The Natural Resource Conservation Service (NRCS) recently received $9.6 million for its Emergency Watershed Protection Program (EWPP) to help Utah County restore watersheds affected by the Pole Canyon and Bald Mountain fires.
Last year, the Pole Canyon and Bald Mountain wildfires burned tens of thousands of acres of forest in the Utah County area of the Wasatch Front. However, the devastation of the wildfires did not end when the flames were extinguished.
"Generally after a wildfire, we experience another natural disaster, which is the flooding and debris flows," said Bronson Smart, a state conservation engineer for the NRCS and the watershed program manager.
Debris flows and flooding are major concerns in areas recently burned by wildfires, especially near populated areas such as the Wasatch Front. The ash from burnt vegetation and soil causes the top layer of soil to become hydrophobic, or water-repelling. When the rainwater water is unable to infiltrate the ground, it runs off into rivers, creating high flood-risks downstream.
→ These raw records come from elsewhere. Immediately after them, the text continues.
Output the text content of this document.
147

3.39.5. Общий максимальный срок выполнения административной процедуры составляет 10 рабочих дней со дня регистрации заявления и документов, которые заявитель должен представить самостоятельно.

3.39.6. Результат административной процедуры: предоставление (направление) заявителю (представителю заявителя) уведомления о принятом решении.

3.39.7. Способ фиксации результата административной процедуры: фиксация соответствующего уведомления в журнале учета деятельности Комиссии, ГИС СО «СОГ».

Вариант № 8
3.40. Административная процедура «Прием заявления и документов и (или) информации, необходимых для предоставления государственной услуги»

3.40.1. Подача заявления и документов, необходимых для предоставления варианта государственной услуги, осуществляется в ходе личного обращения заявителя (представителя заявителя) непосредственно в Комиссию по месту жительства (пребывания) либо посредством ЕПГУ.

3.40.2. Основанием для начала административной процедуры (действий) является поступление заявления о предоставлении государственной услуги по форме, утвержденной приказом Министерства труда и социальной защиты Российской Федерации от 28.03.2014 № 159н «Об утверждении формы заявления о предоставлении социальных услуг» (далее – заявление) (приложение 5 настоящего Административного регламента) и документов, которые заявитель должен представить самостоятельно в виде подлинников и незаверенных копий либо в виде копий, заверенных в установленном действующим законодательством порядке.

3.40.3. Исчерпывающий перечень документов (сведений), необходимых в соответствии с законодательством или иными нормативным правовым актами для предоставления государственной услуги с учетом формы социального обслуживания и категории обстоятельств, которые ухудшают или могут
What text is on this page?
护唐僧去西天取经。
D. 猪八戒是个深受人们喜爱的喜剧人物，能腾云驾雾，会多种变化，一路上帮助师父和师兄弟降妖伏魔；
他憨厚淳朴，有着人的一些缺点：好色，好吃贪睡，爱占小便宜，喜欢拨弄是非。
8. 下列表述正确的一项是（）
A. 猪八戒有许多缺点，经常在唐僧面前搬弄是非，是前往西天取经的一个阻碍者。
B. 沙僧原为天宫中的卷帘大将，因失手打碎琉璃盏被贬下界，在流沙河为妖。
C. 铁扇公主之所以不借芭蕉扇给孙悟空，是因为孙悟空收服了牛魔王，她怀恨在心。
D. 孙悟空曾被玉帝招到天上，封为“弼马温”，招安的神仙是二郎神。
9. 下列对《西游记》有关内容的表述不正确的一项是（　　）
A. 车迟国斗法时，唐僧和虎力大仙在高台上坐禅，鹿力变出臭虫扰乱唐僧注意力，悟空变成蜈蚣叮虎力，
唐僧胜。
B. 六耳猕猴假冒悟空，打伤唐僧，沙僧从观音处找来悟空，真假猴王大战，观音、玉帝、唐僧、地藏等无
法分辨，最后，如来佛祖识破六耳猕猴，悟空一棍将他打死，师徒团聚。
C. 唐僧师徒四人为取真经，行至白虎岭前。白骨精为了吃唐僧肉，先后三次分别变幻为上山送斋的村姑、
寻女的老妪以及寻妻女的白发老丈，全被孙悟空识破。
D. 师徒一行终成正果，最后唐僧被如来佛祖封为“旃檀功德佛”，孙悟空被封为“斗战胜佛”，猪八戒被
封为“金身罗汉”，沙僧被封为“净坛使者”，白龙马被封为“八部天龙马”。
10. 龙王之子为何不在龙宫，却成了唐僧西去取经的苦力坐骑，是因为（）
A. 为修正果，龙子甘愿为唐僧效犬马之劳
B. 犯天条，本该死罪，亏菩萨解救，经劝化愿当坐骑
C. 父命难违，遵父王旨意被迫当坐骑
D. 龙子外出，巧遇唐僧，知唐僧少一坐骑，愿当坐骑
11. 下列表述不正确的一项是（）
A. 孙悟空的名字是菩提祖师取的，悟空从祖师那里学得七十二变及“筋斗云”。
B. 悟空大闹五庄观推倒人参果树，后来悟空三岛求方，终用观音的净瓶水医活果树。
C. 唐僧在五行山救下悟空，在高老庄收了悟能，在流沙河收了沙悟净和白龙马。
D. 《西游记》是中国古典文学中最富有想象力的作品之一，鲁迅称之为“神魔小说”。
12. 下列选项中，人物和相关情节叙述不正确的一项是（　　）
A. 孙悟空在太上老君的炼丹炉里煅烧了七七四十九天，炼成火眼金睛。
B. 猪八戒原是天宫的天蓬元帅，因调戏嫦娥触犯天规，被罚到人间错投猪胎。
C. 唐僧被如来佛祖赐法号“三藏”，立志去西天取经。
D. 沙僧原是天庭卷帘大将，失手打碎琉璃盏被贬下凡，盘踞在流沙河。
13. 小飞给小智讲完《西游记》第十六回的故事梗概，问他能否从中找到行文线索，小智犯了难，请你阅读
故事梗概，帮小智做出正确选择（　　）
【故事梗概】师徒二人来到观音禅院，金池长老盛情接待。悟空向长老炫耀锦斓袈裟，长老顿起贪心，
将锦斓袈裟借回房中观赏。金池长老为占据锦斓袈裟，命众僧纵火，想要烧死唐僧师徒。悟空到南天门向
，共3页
Additionally, excess debris and sediment entering streams threatens water quality. Smart says that debris flows and heavy sediment can pollute springs used for community water supplies, making it more difficult for these water systems to generate clean water.
The NRCS will use the funds to address these immediate issues associated with flooding and debris flow, Smart said, and they will work closely with Utah County to address the community's concerns.
"These watershed plans are locally led for most communities, and that’s important to us here in the state of Utah. It’s a great testament to the partnership we have with the state government, the county governments, the local governments--we all work together to protect the life and property of those who are downstream and their communities," Smart said.
The NRCS is also funding $1 million for Utah County officials to develop a Watershed Management Plan that will address long-term planning for flood control, water supply and recreation challenges associated with future fires.